Each year, many tenants in Quebec receive notices from landlords to take back or “repossess” their apartment so the landlord can move in or house a family member. In many cases, the landlord is allowed to do this, but here are five situations in which it’s not permitted.
Important! Sometimes people will refer to this situation as “eviction”. This is understandable as the tenant is forced to leave their apartment. However, when a landlord forces a tenant to leave so that they can move in or house a family member, the legal term is repossession.
A company owns the building
If a company owns the building in which you live, repossession isn’t possible. So, for example, if the building manager or the company owner wants to move in, the company can’t legally repossess your apartment and force you to leave. Only a physical person can repossess an apartment.
Your landlord has a similar apartment available
Your landlord cannot repossess your apartment if they own a similar one that is vacant or will be on the date they’re planning to take back your apartment.
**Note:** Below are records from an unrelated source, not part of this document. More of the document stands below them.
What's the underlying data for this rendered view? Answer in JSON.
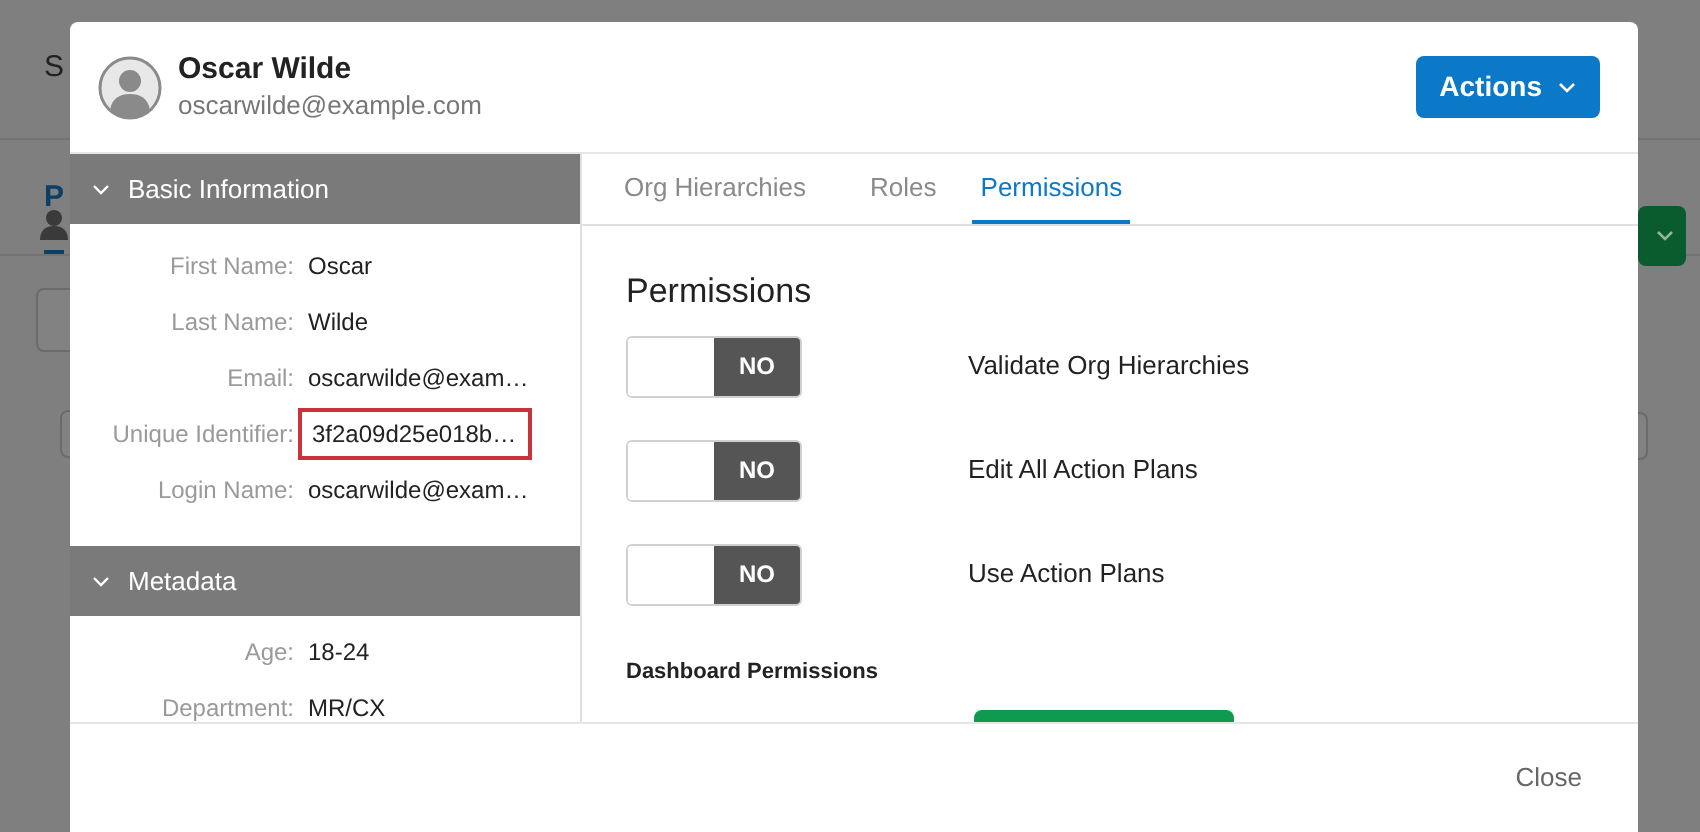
{
  "background": {
    "heading_fragment": "S",
    "tab_fragment": "P"
  },
  "dialog": {
    "name": "Oscar Wilde",
    "email": "oscarwilde@example.com",
    "actions_button": "Actions",
    "sections": [
      {
        "title": "Basic Information",
        "expanded": true,
        "fields": [
          {
            "label": "First Name:",
            "value": "Oscar",
            "highlighted": false
          },
          {
            "label": "Last Name:",
            "value": "Wilde",
            "highlighted": false
          },
          {
            "label": "Email:",
            "value": "oscarwilde@exam…",
            "highlighted": false
          },
          {
            "label": "Unique Identifier:",
            "value": "3f2a09d25e018b…",
            "highlighted": true
          },
          {
            "label": "Login Name:",
            "value": "oscarwilde@exam…",
            "highlighted": false
          }
        ]
      },
      {
        "title": "Metadata",
        "expanded": true,
        "fields": [
          {
            "label": "Age:",
            "value": "18-24",
            "highlighted": false
          },
          {
            "label": "Department:",
            "value": "MR/CX",
            "highlighted": false
          }
        ]
      }
    ],
    "tabs": [
      {
        "label": "Org Hierarchies",
        "selected": false
      },
      {
        "label": "Roles",
        "selected": false
      },
      {
        "label": "Permissions",
        "selected": true
      }
    ],
    "permissions_title": "Permissions",
    "permissions": [
      {
        "toggle_label": "NO",
        "on": false,
        "label": "Validate Org Hierarchies"
      },
      {
        "toggle_label": "NO",
        "on": false,
        "label": "Edit All Action Plans"
      },
      {
        "toggle_label": "NO",
        "on": false,
        "label": "Use Action Plans"
      }
    ],
    "dashboard_title": "Dashboard Permissions",
    "close_button": "Close"
  }
}
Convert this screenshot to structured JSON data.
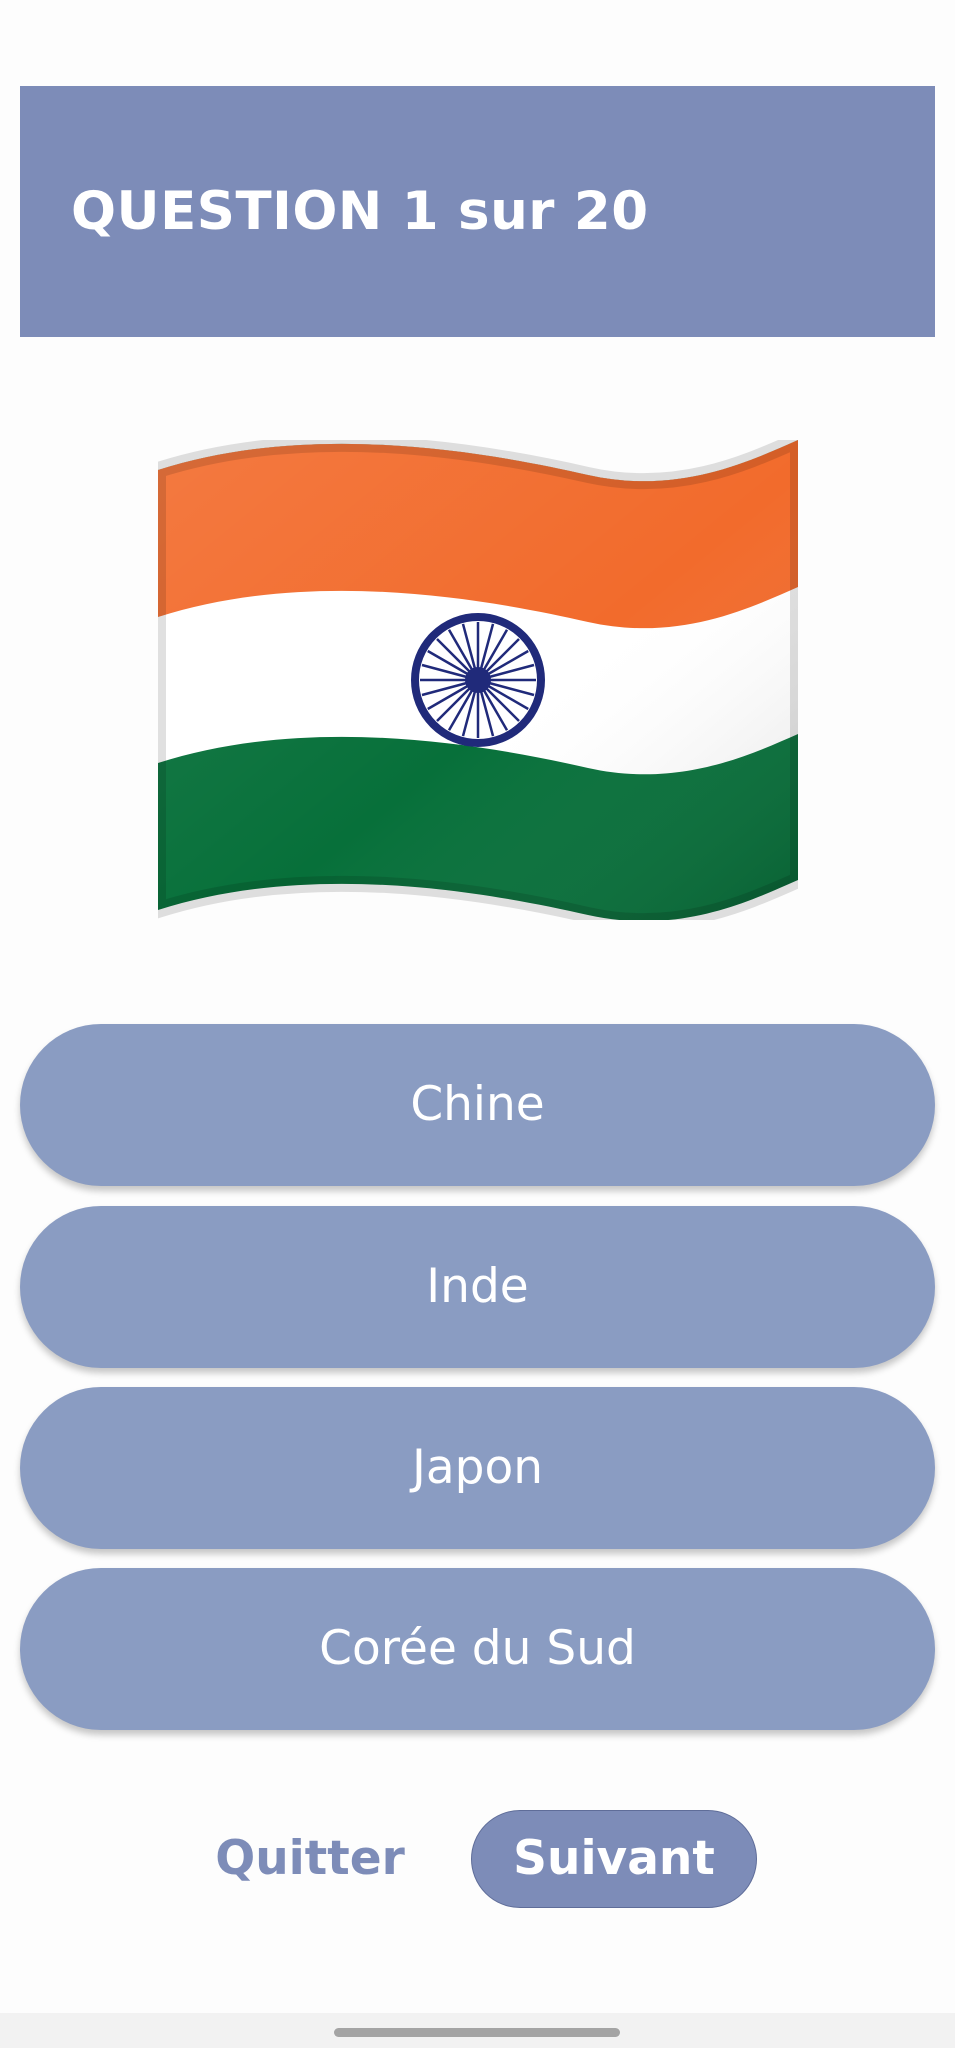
{
  "header": {
    "title": "QUESTION 1 sur 20"
  },
  "question": {
    "flag_icon": "india-flag-icon"
  },
  "answers": [
    {
      "label": "Chine"
    },
    {
      "label": "Inde"
    },
    {
      "label": "Japon"
    },
    {
      "label": "Corée du Sud"
    }
  ],
  "actions": {
    "quit_label": "Quitter",
    "next_label": "Suivant"
  },
  "colors": {
    "header_bg": "#7d8cb8",
    "answer_bg": "#8a9cc2",
    "accent": "#7d8cb8",
    "flag_saffron": "#f26b2c",
    "flag_white": "#ffffff",
    "flag_green": "#07703a",
    "flag_chakra": "#202a7a"
  }
}
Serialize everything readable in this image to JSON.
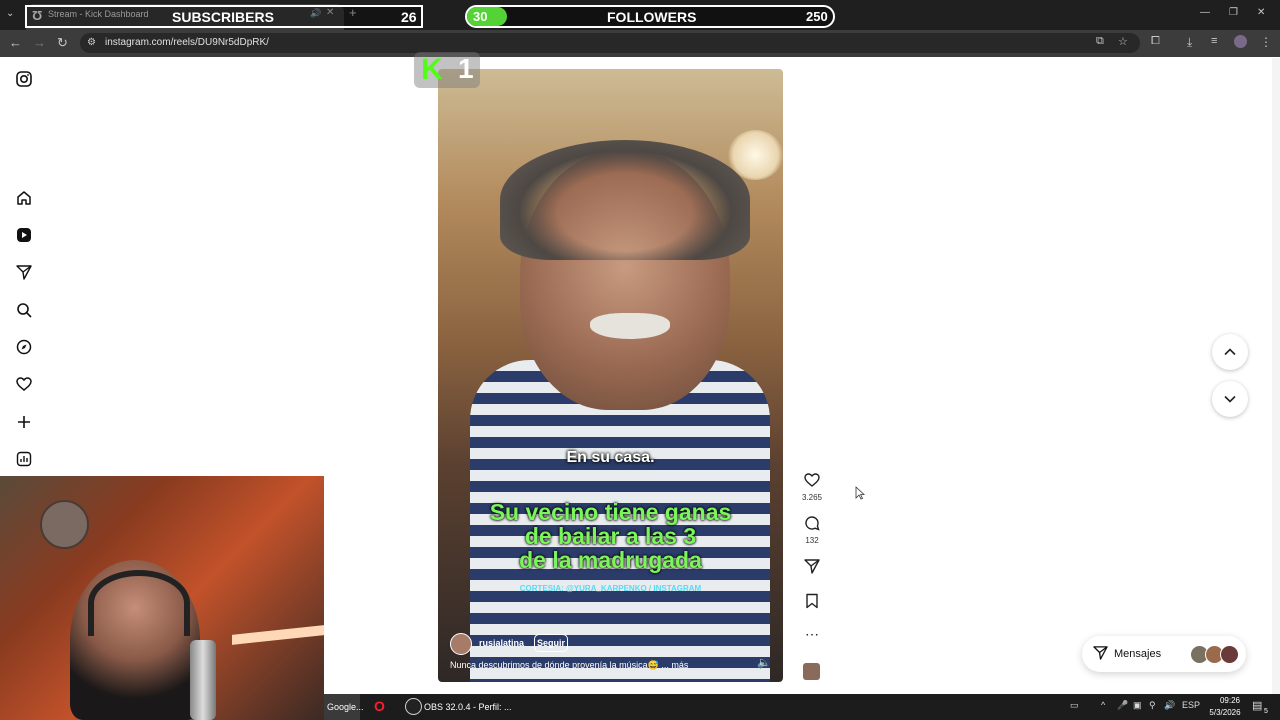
{
  "browser": {
    "tab_title": "Stream - Kick Dashboard",
    "tab_favicon": "Ʊ",
    "url": "instagram.com/reels/DU9Nr5dDpRK/",
    "window_controls": [
      "—",
      "❐",
      "✕"
    ]
  },
  "overlay": {
    "subscribers_label": "SUBSCRIBERS",
    "subscribers_count": "26",
    "followers_label": "FOLLOWERS",
    "followers_progress": "30",
    "followers_goal": "250",
    "kick_badge_letter": "K",
    "kick_badge_number": "1",
    "colors": {
      "kick_green": "#53fc18",
      "progress_green": "#53d335"
    }
  },
  "sidebar": {
    "icons": [
      "instagram-logo-icon",
      "home-icon",
      "reels-icon",
      "messages-icon",
      "search-icon",
      "explore-icon",
      "notifications-icon",
      "create-icon",
      "dashboard-icon"
    ]
  },
  "reel": {
    "caption_small": "En su casa.",
    "caption_big_1": "Su vecino tiene ganas",
    "caption_big_2": "de bailar a las 3",
    "caption_big_3": "de la madrugada",
    "credit": "CORTESIA: @YURA_KARPENKO / INSTAGRAM",
    "author": "rusialatina",
    "follow_label": "Seguir",
    "post_caption": "Nunca descubrimos de dónde provenía la música😅 ... más"
  },
  "actions": {
    "likes": "3.265",
    "comments": "132"
  },
  "messages": {
    "label": "Mensajes"
  },
  "taskbar": {
    "google_label": "Google...",
    "obs_label": "OBS 32.0.4 - Perfil: ...",
    "language": "ESP",
    "time": "09:26",
    "date": "5/3/2026",
    "notification_count": "5"
  }
}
However, the other apartment must be similar in terms of size, location and monthly rent for you to benefit from this protection.
You are a low-income senior
Your landlord cannot repossess your apartment if you (or your spouse) meet all the following conditions:
- you are 70 years or older,
- you have lived in the apartment for at least 10 years,
- you have an annual income that qualifies you for low-rental housing (HLM).
However, a landlord who is 70 years old or over can repossess an apartment to live in it even if the tenant meets the above conditions. For more information, contact the Tribunal administratif du logement (TAL or rental board).
You were not given enough notice
For a notice of repossession to be valid, the landlord must give you sufficient notice. This is a legal requirement.
- If the length of your lease is more than six months, your landlord must send the notice at least six months before the end of your lease.
- If the length of your lease is six months or less, the landlord must send the notice at least one month before the end of your lease.
- If your lease has no set length (also known as a lease with an indeterminate term), your landlord must send the notice at least six months before the date they plan to repossess the apartment.
The unit is owned in undivided co-ownership
Co-owners of a rental unit cannot repossess it unless they are spouses (common-law, married or civil union). For example, if two friends buy a building together, neither of them can repossess an apartment.